JERUSALEM — Israel and Syria, long bitter foes, are engaged in Russian-mediated talks for a prisoner exchange after an Israeli woman recently crossed the frontier and was detained by the Syrian authorities, Syrian state media and Israeli officials said on Wednesday.
The unusual episode had been kept under wraps, even as Prime Minister Benjamin Netanyahu called an emergency meeting of his cabinet on Tuesday evening to discuss what was described as a sensitive humanitarian issue related to Syria.
The drama has since begun to unfold amid snippets of information and rumors. On Wednesday, SANA, the Syrian news agency, reported that Syria was working to liberate two of its citizens from Israeli detention, through Russian mediation, in exchange for the Israeli woman, who it said had entered Syrian territory in the Golan Heights region “by mistake.” The specifics of the woman’s identity were unclear.
Few details have been released, but Mr. Netanyahu, when asked about the episode in an interview with Israel’s Army Radio later Wednesday, said, “We are working to save a life.”
He said he would not comment on the news reports, but added, referencing Russia’s leader, “I can only tell you that I am using my personal connections with President Putin in order to solve this problem, and that we are in the midst of sensitive contacts, which cannot be discussed.”
The frontier between the Israeli-controlled portion of the Golan Heights and Syria has been tense in recent years and is heavily patrolled and guarded by Israeli forces. Israel captured the Golan Heights from Syria in the 1967 war and later effectively annexed the territory. While it would be difficult to slip over the frontier or cross it by accident, some parts are separated by a less forbidding fence than others.
The Syrian report named two detainees whose freedom Syria sought, Diab Qahmuz and Nihal Al-Maqt, and identified them as residents of the Israeli-occupied Syrian Golan Heights. About 20,000 Syrian Druze Arabs live in villages in the Israeli-held territory. Many still identify as Syrians and have refused to take Israeli citizenship.
According to Israeli media reports, Mr. Qahmuz is from Ghajar, a contested village at a volatile juncture of Israel, Lebanon and Syria. He was convicted in 2018 and received a 14-year sentence for smuggling explosives into Israel from Lebanon on behalf of Hezbollah and for scouting out possible sites for a bomb attack.
Ms. Maqt, a resident of the Israeli-held Golan Heights, was convicted on charges of incitement, according to media reports, and was released from house arrest on Wednesday.
Mr. Netanyahu and Benny Gantz, Israel’s defense minister, have been in contact with Russian officials in recent days. Mr. Netanyahu’s national security adviser and his chief negotiator for the return of Israelis in enemy hands were reported to have traveled to Moscow for talks.
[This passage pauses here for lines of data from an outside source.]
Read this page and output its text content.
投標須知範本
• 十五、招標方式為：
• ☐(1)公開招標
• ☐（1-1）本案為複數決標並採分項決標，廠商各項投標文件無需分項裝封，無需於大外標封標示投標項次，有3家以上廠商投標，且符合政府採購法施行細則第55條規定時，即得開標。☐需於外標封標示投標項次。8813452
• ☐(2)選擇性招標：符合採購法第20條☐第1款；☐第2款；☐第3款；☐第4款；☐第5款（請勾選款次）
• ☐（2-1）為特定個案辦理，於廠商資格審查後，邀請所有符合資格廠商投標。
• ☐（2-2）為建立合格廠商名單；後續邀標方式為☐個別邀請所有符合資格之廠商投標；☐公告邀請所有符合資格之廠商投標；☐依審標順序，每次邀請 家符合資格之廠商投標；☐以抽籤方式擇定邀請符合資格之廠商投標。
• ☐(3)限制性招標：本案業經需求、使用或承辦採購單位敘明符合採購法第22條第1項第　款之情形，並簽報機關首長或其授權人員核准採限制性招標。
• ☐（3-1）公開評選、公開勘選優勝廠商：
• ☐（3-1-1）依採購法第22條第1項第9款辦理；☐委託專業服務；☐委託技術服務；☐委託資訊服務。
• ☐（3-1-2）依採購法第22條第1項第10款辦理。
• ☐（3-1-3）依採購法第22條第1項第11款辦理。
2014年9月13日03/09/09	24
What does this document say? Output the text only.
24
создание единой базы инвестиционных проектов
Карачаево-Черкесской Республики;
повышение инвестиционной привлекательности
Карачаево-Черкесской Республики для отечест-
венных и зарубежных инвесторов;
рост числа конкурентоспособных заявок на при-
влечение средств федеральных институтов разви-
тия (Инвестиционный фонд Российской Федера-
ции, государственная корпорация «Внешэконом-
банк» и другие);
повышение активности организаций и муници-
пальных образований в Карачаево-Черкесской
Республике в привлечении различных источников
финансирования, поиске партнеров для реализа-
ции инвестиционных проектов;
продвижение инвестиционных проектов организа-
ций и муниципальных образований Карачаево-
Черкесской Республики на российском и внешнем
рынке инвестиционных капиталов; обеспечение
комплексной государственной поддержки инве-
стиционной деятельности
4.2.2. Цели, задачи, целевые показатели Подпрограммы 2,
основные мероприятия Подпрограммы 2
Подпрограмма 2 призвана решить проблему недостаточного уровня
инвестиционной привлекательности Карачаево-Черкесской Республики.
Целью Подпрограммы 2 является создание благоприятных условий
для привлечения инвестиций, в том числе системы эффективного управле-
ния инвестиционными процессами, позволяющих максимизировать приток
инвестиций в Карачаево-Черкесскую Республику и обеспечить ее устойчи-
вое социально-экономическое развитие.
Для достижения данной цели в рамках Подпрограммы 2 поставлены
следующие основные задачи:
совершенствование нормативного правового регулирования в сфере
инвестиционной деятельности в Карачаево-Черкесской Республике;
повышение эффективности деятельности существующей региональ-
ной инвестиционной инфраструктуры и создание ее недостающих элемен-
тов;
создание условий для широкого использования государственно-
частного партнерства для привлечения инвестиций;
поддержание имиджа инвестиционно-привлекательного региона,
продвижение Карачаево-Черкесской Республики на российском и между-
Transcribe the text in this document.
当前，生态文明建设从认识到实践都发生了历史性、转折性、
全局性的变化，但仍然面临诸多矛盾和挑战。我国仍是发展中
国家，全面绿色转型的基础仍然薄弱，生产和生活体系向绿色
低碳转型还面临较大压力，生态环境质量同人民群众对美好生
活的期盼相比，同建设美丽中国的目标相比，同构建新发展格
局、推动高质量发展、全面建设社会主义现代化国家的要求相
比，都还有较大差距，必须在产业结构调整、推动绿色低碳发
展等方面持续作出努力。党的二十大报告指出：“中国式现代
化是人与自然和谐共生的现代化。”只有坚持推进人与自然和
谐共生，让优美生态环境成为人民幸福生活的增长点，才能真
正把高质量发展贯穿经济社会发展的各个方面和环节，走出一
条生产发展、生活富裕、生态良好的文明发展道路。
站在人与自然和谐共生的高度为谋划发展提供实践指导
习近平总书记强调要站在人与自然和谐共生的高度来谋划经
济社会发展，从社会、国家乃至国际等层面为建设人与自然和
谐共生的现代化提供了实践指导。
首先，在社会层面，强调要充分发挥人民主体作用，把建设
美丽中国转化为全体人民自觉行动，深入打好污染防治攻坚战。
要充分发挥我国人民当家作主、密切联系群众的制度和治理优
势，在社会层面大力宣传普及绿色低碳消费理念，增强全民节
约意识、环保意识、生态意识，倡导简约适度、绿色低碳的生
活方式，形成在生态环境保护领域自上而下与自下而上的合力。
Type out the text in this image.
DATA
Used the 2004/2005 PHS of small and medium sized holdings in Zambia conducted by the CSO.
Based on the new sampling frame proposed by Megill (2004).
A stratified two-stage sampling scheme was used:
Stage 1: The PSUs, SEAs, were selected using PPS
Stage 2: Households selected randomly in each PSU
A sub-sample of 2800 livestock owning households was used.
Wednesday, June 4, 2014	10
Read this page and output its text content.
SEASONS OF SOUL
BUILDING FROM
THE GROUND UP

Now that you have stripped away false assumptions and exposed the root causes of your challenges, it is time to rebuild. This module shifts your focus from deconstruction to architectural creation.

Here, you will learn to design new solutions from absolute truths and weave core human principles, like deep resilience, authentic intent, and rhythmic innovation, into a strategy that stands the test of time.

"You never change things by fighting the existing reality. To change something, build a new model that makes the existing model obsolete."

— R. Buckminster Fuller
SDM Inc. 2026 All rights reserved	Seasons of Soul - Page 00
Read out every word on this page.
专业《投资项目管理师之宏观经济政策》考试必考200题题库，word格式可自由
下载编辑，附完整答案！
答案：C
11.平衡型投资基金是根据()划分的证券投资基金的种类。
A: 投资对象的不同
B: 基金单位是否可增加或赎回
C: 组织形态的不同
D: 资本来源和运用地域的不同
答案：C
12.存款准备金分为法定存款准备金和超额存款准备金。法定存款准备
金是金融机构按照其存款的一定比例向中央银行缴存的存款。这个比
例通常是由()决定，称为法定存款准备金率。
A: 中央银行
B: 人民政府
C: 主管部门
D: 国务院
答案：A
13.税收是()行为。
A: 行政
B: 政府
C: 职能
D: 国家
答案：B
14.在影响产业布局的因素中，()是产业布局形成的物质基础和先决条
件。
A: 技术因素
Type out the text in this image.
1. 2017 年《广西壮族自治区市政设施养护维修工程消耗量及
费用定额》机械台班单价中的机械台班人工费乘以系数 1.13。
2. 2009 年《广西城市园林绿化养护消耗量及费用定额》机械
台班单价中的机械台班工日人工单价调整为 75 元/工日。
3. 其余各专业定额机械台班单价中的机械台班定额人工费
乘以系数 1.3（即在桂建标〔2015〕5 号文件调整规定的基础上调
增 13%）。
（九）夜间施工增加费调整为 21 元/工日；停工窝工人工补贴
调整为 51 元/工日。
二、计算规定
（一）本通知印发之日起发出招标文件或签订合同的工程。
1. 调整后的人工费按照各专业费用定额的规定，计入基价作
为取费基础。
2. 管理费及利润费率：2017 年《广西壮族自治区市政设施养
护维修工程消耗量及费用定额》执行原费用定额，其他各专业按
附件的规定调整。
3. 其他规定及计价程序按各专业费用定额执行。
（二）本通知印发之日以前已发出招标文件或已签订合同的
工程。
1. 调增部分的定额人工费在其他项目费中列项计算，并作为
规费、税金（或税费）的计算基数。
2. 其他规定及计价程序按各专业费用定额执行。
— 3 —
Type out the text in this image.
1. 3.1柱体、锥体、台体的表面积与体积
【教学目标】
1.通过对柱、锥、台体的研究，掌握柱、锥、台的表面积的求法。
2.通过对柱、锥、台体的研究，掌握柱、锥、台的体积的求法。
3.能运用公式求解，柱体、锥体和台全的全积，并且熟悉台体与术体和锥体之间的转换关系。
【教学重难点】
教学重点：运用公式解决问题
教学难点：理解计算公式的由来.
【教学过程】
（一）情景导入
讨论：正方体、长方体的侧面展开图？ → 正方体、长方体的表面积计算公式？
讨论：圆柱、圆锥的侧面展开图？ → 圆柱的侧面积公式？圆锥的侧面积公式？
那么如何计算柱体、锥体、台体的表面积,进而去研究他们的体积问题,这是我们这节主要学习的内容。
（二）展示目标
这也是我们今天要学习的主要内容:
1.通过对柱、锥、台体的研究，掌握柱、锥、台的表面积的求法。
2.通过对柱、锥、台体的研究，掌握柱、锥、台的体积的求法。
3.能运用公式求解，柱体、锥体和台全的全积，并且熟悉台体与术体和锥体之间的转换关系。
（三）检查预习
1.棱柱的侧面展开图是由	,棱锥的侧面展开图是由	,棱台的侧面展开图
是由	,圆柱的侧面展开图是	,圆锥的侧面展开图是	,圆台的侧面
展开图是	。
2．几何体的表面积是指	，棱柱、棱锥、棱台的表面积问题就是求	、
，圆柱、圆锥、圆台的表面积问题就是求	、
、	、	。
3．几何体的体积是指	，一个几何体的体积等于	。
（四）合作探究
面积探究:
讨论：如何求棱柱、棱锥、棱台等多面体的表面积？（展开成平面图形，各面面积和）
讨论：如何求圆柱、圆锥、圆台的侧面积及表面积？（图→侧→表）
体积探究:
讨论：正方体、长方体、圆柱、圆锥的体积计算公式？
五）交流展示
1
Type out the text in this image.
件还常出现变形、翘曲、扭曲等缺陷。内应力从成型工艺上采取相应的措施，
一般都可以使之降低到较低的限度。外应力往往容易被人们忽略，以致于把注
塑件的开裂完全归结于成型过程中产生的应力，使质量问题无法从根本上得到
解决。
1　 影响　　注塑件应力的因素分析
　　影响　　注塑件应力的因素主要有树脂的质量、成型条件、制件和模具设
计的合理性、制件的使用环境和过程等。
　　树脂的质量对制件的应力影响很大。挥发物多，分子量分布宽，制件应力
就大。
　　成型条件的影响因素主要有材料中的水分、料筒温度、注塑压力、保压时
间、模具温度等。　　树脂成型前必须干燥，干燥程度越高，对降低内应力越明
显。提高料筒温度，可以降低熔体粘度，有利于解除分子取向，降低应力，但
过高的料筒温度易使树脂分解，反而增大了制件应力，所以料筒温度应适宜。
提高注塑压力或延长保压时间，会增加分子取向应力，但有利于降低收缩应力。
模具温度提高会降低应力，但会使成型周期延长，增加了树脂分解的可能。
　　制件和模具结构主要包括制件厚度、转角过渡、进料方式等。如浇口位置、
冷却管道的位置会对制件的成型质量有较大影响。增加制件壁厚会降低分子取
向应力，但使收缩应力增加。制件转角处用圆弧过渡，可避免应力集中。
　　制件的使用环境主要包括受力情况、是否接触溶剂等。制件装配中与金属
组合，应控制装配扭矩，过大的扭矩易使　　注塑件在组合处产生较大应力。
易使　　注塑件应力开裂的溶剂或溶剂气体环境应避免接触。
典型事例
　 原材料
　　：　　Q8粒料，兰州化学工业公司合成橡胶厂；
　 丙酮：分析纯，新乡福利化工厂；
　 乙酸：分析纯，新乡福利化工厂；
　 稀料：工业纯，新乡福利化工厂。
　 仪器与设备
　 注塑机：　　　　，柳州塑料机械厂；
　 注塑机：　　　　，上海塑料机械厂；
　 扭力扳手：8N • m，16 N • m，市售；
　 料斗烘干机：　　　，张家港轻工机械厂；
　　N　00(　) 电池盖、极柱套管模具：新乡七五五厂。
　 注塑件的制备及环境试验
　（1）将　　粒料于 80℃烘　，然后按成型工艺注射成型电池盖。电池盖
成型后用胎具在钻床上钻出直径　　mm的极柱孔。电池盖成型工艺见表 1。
Russia has served in the past as a go-between for Israel and the Syrian government. In a good-will gesture in 2016, President Vladimir V. Putin agreed to return to Israel a tank that was seized during a disastrous 1982 battle with Syrian forces in southern Lebanon, an episode that left three Israeli soldiers missing in action and haunted Israel for decades.
In 2019, Moscow mediated the return of the remains of Sgt. First Class Zachary Baumel, an Israeli tank driver who was killed in that battle.